How to Nudge Your Family into Drinking Better Wine at Thanksgiving

This is going to be a challenging Thanksgiving. Very few families will not be politically divided. Somehow we must come together and eat turkey without shooting at each other.

Wine can help. It is a great unifier. Unlike beer and whiskey, wine consumption in the U.S. is split nearly 50-50 between Democrats and Republicans. It’s one of the few things we can all agree on.

Except when we don’t.

I’m not going to offer a rundown on the types of wines Democrats and Republicans like. They are different, and I could do that for laughs. But I have a loftier goal.
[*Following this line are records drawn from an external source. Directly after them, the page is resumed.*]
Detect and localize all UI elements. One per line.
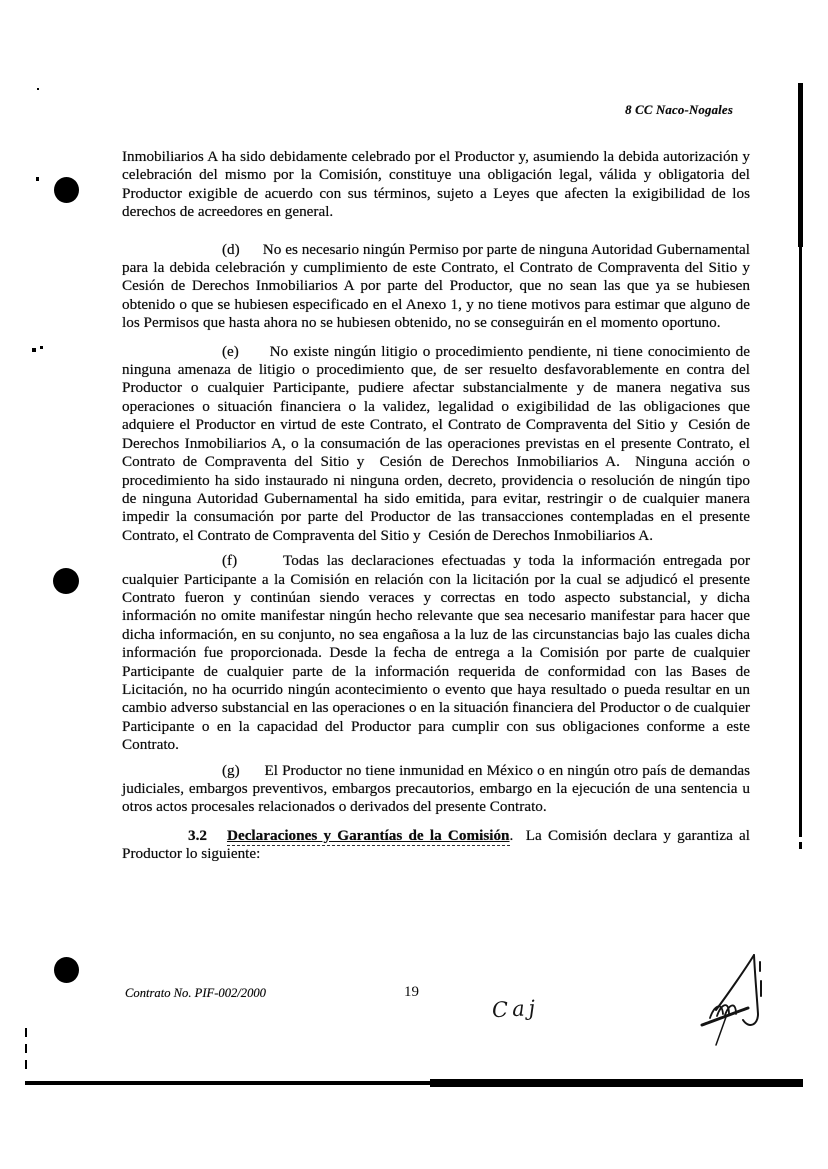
handwritten-signature-squiggle: [696, 938, 784, 1053]
handwritten-initials: Caj: [491, 996, 539, 1022]
section-3-2: 3.2Declaraciones y Garantías de la Comis…: [122, 827, 750, 864]
scan-left-dashed-line: [25, 1028, 27, 1074]
scan-speck: [32, 348, 36, 352]
section-number: 3.2: [188, 827, 207, 844]
scan-edge-line-right-dashes: [799, 830, 802, 854]
hole-punch-mark-1: [54, 177, 79, 203]
scan-speck: [36, 177, 39, 181]
scan-bottom-edge-line-thick: [430, 1079, 803, 1087]
paragraph-g: (g) El Productor no tiene inmunidad en M…: [122, 762, 750, 817]
scan-speck: [37, 88, 39, 90]
paragraph-intro: Inmobiliarios A ha sido debidamente cele…: [122, 148, 750, 222]
scan-edge-line-right: [799, 247, 802, 830]
paragraph-e: (e) No existe ningún litigio o procedimi…: [122, 343, 750, 545]
hole-punch-mark-3: [54, 957, 79, 983]
scan-edge-line-right: [798, 83, 803, 247]
scan-speck: [40, 346, 43, 349]
hole-punch-mark-2: [53, 568, 79, 594]
paragraph-d: (d) No es necesario ningún Permiso por p…: [122, 241, 750, 333]
header-annotation: 8 CC Naco-Nogales: [625, 103, 733, 118]
body-text-column: Inmobiliarios A ha sido debidamente cele…: [122, 148, 750, 864]
scanned-contract-page: 8 CC Naco-Nogales Inmobiliarios A ha sid…: [0, 0, 828, 1169]
section-title: Declaraciones y Garantías de la Comisión: [227, 827, 510, 846]
paragraph-f: (f) Todas las declaraciones efectuadas y…: [122, 552, 750, 754]
footer-contract-number: Contrato No. PIF-002/2000: [125, 986, 266, 1001]
footer-page-number: 19: [404, 984, 419, 1001]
I want to speak to you, my fellow enophile, about a topic that I know you have faced:

How to nudge your family members into drinking slightly better wine.

Most of us have had these experiences. You bring some expensive or hard-to-find wine to dinner with the extended family, but Aunt Myrtle doesn’t know why she can’t drink the same wine she has enjoyed every holiday for the last 45 years. Your cousin fills her glass to the brim with your prized Pinot Noir, takes a long pull, then says, “That’s OK, but I’ve had better.” Your grandfather thanks you for bringing a bottle of bubbly but says, “Champagne gives me a headache.” Et cetera.
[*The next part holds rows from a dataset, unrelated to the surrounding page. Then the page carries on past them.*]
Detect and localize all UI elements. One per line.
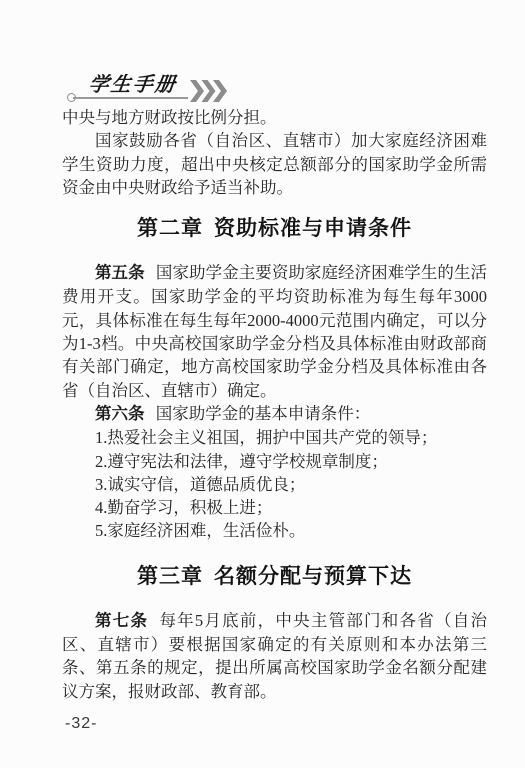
booklet-title: 学生手册 (87, 68, 179, 97)
article-6-label: 第六条 (95, 405, 145, 423)
condition-2-text: 2.遵守宪法和法律，遵守学校规章制度； (95, 452, 388, 471)
carryover-paragraph-text: 中央与地方财政按比例分担。 (62, 108, 277, 127)
article-5-paragraph: 第五条国家助学金主要资助家庭经济困难学生的生活费用开支。国家助学金的平均资助标准… (62, 261, 487, 402)
article-7-label: 第七条 (95, 612, 148, 630)
article-6-paragraph: 第六条国家助学金的基本申请条件： (62, 402, 487, 426)
chapter-3-heading: 第三章名额分配与预算下达 (62, 563, 487, 591)
header-rule (73, 97, 188, 99)
page-header: 学生手册 (62, 72, 487, 98)
condition-item: 4.勤奋学习，积极上进； (62, 496, 487, 519)
book-page: 学生手册 中央与地方财政按比例分担。 国家鼓励各省（自治区、直辖市）加大家庭经济… (0, 0, 525, 768)
chapter-3-number: 第三章 (137, 565, 203, 588)
chapter-2-heading: 第二章资助标准与申请条件 (62, 215, 487, 243)
page-number: -32- (62, 712, 487, 735)
encourage-paragraph-text: 国家鼓励各省（自治区、直辖市）加大家庭经济困难学生资助力度，超出中央核定总额部分… (62, 131, 487, 197)
condition-item: 3.诚实守信，道德品质优良； (62, 473, 487, 496)
condition-item: 5.家庭经济困难，生活俭朴。 (62, 519, 487, 542)
condition-1-text: 1.热爱社会主义祖国，拥护中国共产党的领导； (95, 428, 437, 447)
carryover-paragraph: 中央与地方财政按比例分担。 (62, 106, 487, 129)
condition-item: 1.热爱社会主义祖国，拥护中国共产党的领导； (62, 426, 487, 449)
article-5-label: 第五条 (95, 264, 145, 282)
page-body: 中央与地方财政按比例分担。 国家鼓励各省（自治区、直辖市）加大家庭经济困难学生资… (62, 106, 487, 735)
encourage-paragraph: 国家鼓励各省（自治区、直辖市）加大家庭经济困难学生资助力度，超出中央核定总额部分… (62, 129, 487, 199)
chevrons-right-icon (190, 80, 227, 102)
chapter-3-title: 名额分配与预算下达 (214, 565, 412, 588)
condition-item: 2.遵守宪法和法律，遵守学校规章制度； (62, 450, 487, 473)
condition-3-text: 3.诚实守信，道德品质优良； (95, 475, 305, 494)
article-5-text: 国家助学金主要资助家庭经济困难学生的生活费用开支。国家助学金的平均资助标准为每生… (62, 263, 487, 399)
chapter-2-number: 第二章 (137, 217, 203, 240)
chapter-2-title: 资助标准与申请条件 (214, 217, 412, 240)
condition-4-text: 4.勤奋学习，积极上进； (95, 498, 272, 517)
condition-5-text: 5.家庭经济困难，生活俭朴。 (95, 521, 305, 540)
article-6-text: 国家助学金的基本申请条件： (156, 404, 371, 423)
article-7-paragraph: 第七条每年5月底前，中央主管部门和各省（自治区、直辖市）要根据国家确定的有关原则… (62, 609, 487, 703)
Don’t give up. You can’t get Aunt Myrtle to switch from Manischewitz to cloudy natural-wine Grenache. But you CAN make choices that will improve the drinking lives of your friends and family.
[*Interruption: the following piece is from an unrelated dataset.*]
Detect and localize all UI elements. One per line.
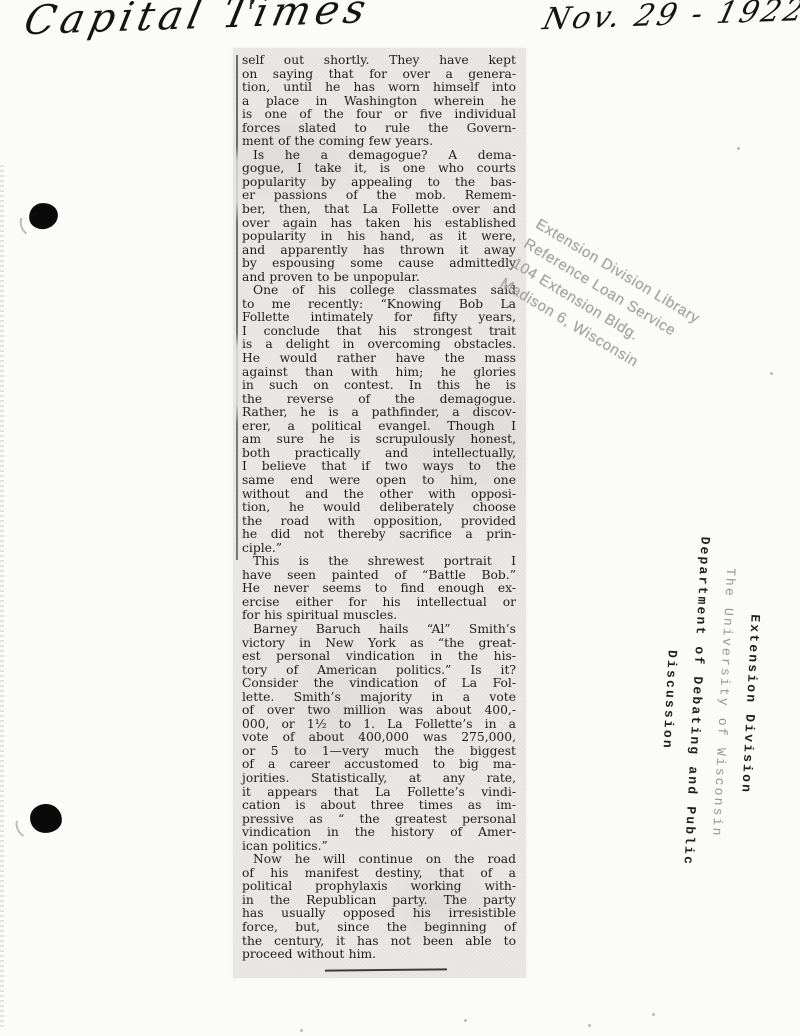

First, don’t bring any wine with which you are too emotionally involved. For any wine you are thinking about, ask yourself how you would react if one of your uncles hated it. If you start to flare up at the thought, bring something else.

Bring more than one bottle, and make them very different. Even your orneriest relative should try to find something to like, given multiple choices.

We all know some wines are easier for novices to appreciate than others. If you want to spring a cool-climate Syrah on them, also offer the option of a crisp Sauvignon Blanc. Inoffensive is not a bad word in this context.

Psychological studies consistently show that people enjoy wine more when they know it’s expensive, and conversely they like it less when they know it’s cheap. I have used Thanksgiving to demonstrate this phenomenon. (Friend: “That wine is too tannic. I don’t like it.” Me: “It cost $80.” Friend: “Really? Let me try it again.”) This is fun but doesn’t advance this year’s goal of family unity around better wine. So only share the price information if the wine costs more than $25. Your aunts might complain that you spent too much, but you can tell them, “I know how much money and effort went into this delicious meal. Really I spent too little. My family is worth it.”

Along those lines, before people try the wines, consider yourself as a tasting-room staffer, telling people only the information that you know will make them like the wine more; i.e., “This is from a vineyard in Sonoma County that was damaged by the fires last month. We don’t know when we can have it again but buying it now will help them recover.” If the winemaker is from your home state, say it. Paint the wine in the brightest terms possible.

Let’s talk about natural wine. Part of your agenda might be to reach your millennial cousins with a wink and a conspiratorial note about how the rest of the family doesn’t get it. This isn’t a bad goal, but be inclusive with your bag of wines. Bring something that’s not a natural wine and let people compare. You might get more converts than you think. You also might get a lively conversation going about the nature of wine itself; natural wine tends to do that. You can talk about history and technology and how wine was made in the past. I want to caution you about my first note: don’t do this unless you are perfectly comfortable with your older relatives utterly rejecting your natural wines, which they might.


Bring a sparkling wine — a good one, but not an unusual one — and just open it right away and start giving out glasses. Solid domestic bubblies like Gruet or Gloria Ferrer, especially a brut rosé, are good for this. It starts the party on a festive note. Nobody wants to say no to a glass of sparkling wine. If somebody asks what you’re celebrating, “We’re celebrating that we are all here together and can share this meal.”

Do not worry about wine pairing. Most of your relatives won’t. Yes, aromatic whites and sparkling wines and rosés are better with most Thanksgiving plates, but if people want to drink red wine, they will.

Wine comes in a 750 ml bottle because it is meant to be shared. Imagine yourself drinking a glass of wine with that crotchety relative whose politics you hate. What wine might it be? How can you make that wine a little bit better than what he normally drinks? If he likes big Cabs, can you get a super Tuscan? Or maybe a brambly Zinfandel?

If you can nudge people a little bit with wine, get them to drink and enjoy something a bit better than they usually do, it’s a successful conversation. The implications for other conversations you might have at this year’s Thanksgiving meal should be obvious.